Special instructions such as JMPS take more than one machine cycle. Divide
instructions are mainly executed in the background, so other instructions can be
executed in parallel. Due to the prediction mechanism (see
), correctly
predicted branch instructions require only one cycle or can even be overlaid with another
instruction (zero-cycle jump).
The instruction cycle time is dramatically reduced through the use of instruction
pipelining. This technique allows the core CPU to process portions of multiple sequential
instruction stages in parallel. Up to seven stages can operate in parallel:
The two-stage instruction fetch pipeline
fetches and preprocesses instructions from
the respective program memory:
PREFETCH:
Instructions are prefetched from the PMU in the predicted order. The
instructions are preprocessed in the branch detection unit to detect branches. The
prediction logic determines if branches are assumed to be taken or not.
FETCH:
The instruction pointer for the next instruction to be fetched is calculated
according to the branch prediction rules. The branch folding unit preprocesses detected
branches and combines them with the preceding instructions to enable zero-cycle
branch execution. Prefetched instructions are stored in the instruction FIFO, while stored
instructions are moved from the instruction FIFO to the instruction processing pipeline.

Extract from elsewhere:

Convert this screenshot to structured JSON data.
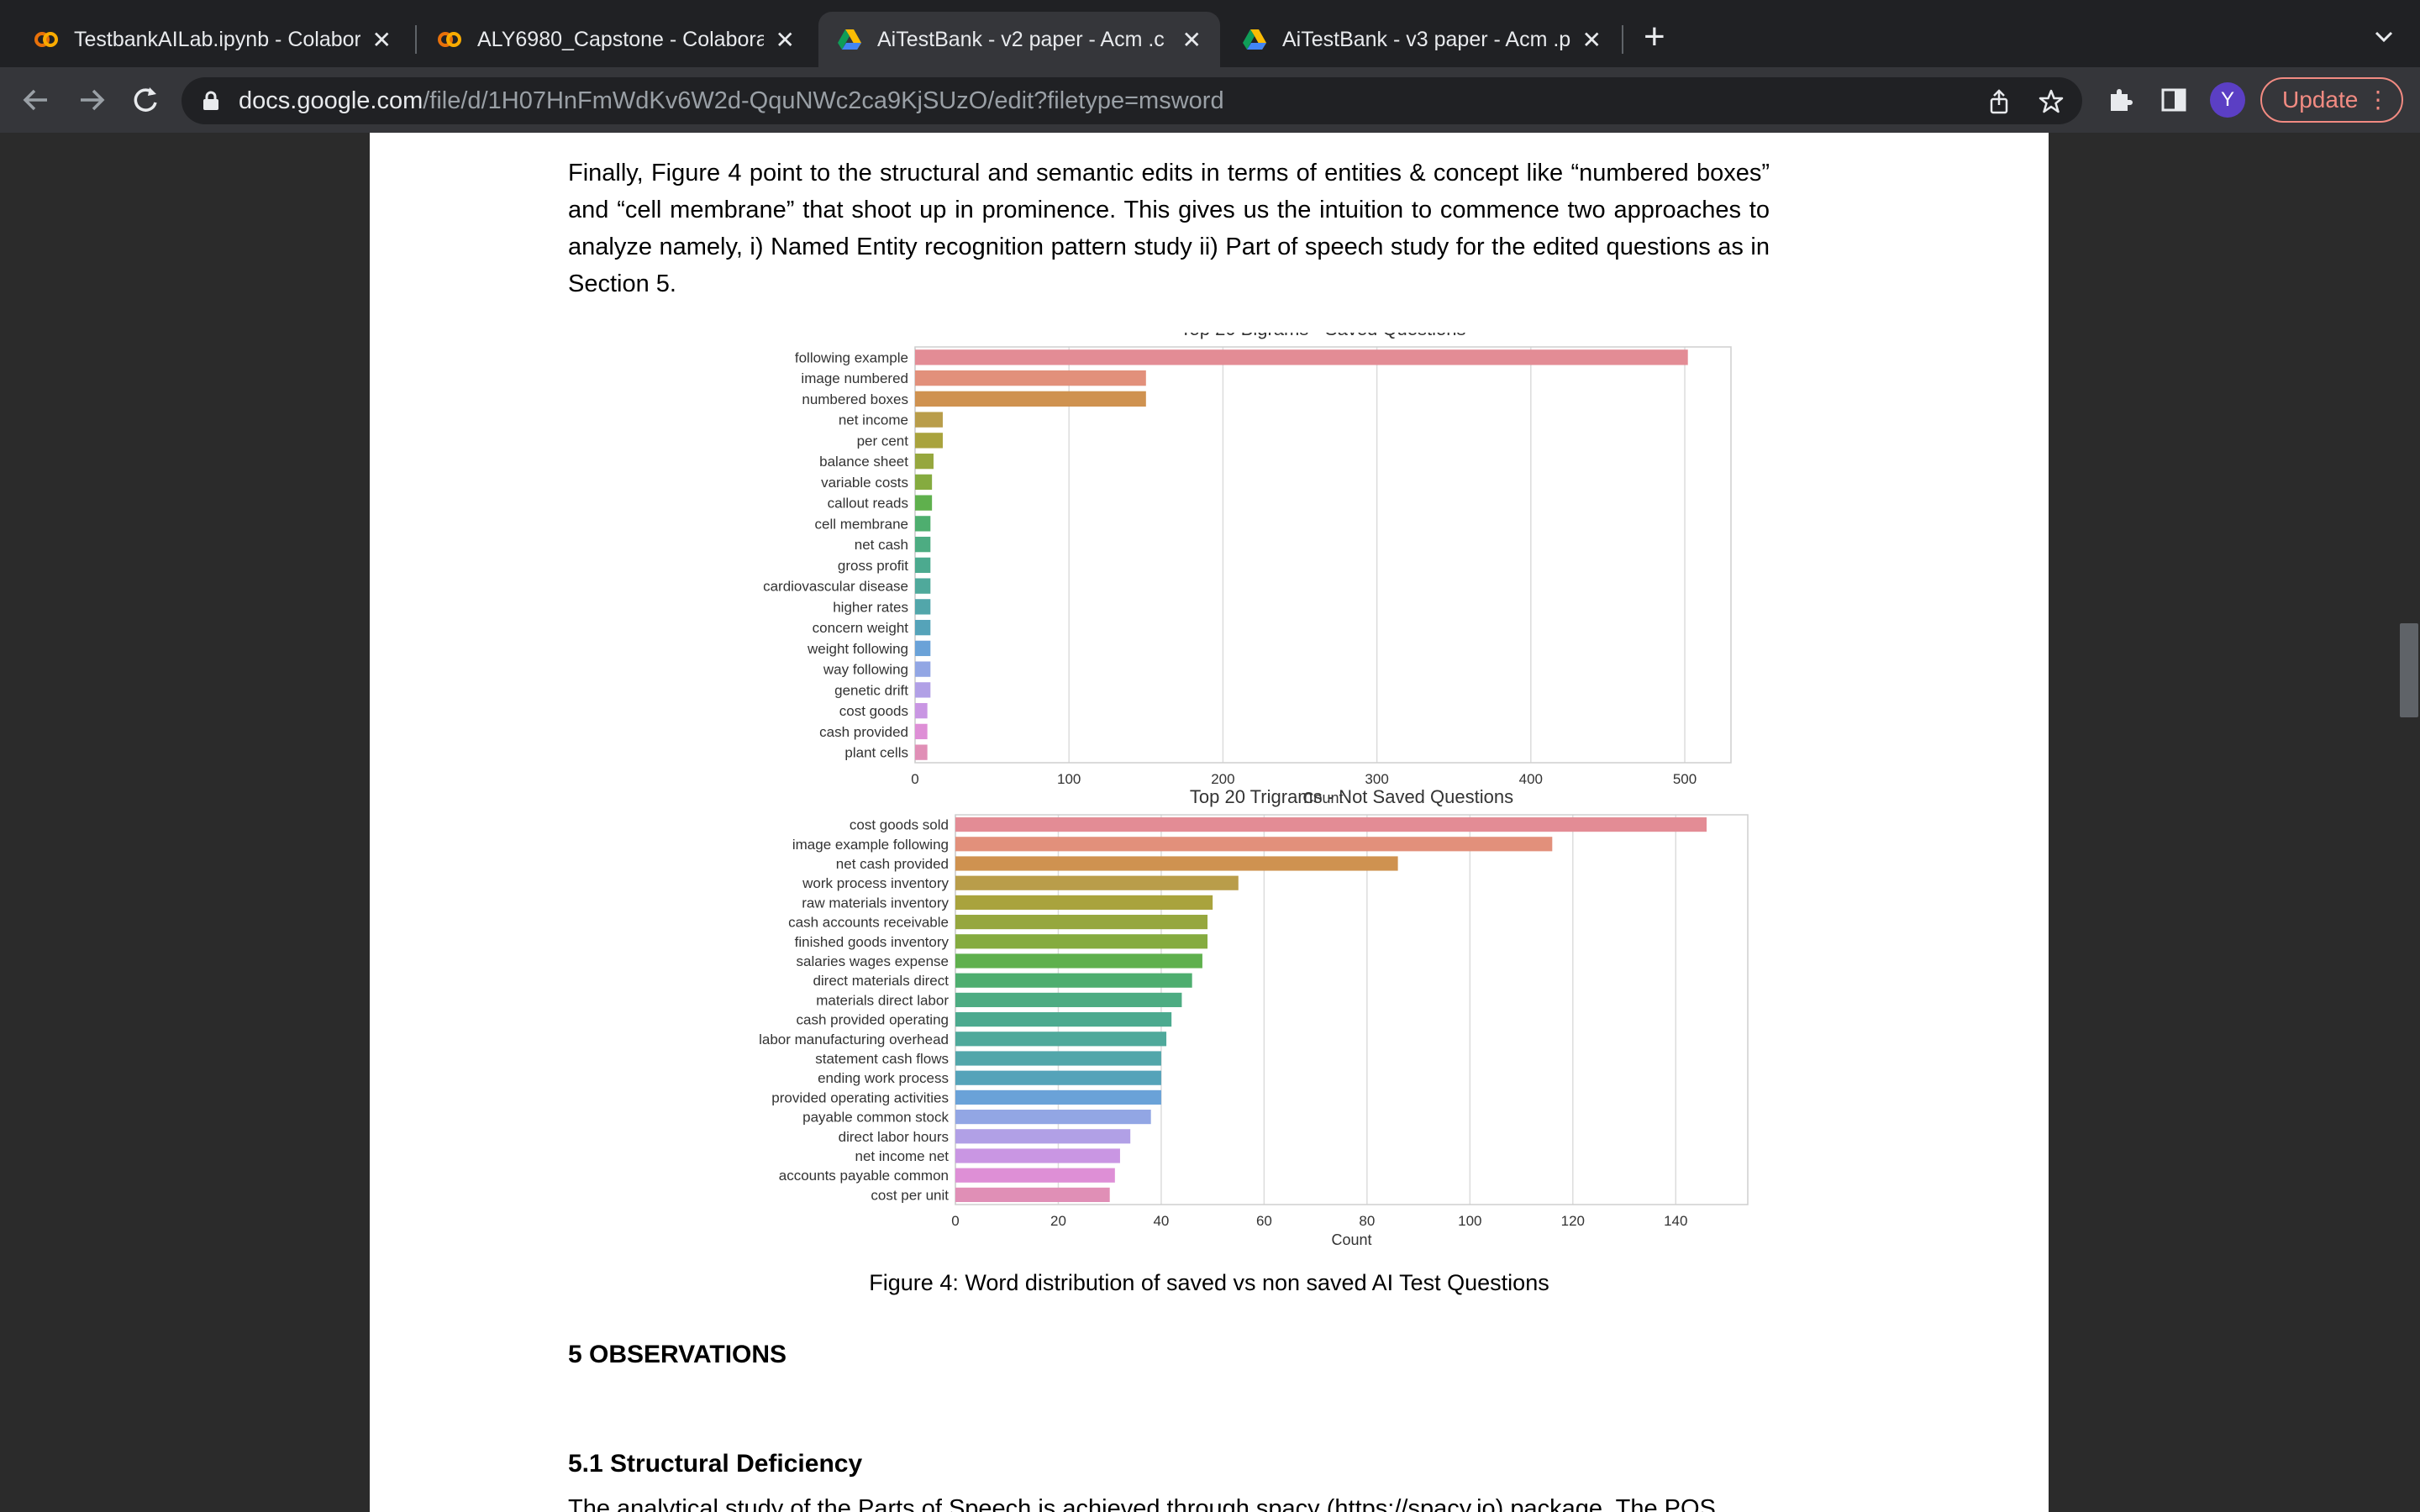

The five-stage instruction processing pipeline
executes the respective instructions:
DECODE:
The previously fetched instruction is decoded and the GPR used for indirect
addressing is read from the register file, if required.
ADDRESS:
All operand addresses are calculated. For instructions implicitly accessing
the stack the stack pointer (SP) is decremented or incremented.
MEMORY:
All required operands are fetched.
EXECUTE:
The specified operation (ALU or MAC) is performed on the previously
fetched operands. The condition flags are updated. Explicit write operations to CPU-
SFRs are executed. GPRs used for indirect addressing are incremented or
decremented, if required.
WRITE BACK:
The result operands are written to the specified locations. Operands
located in the DPRAM are stored via the write-back buffer.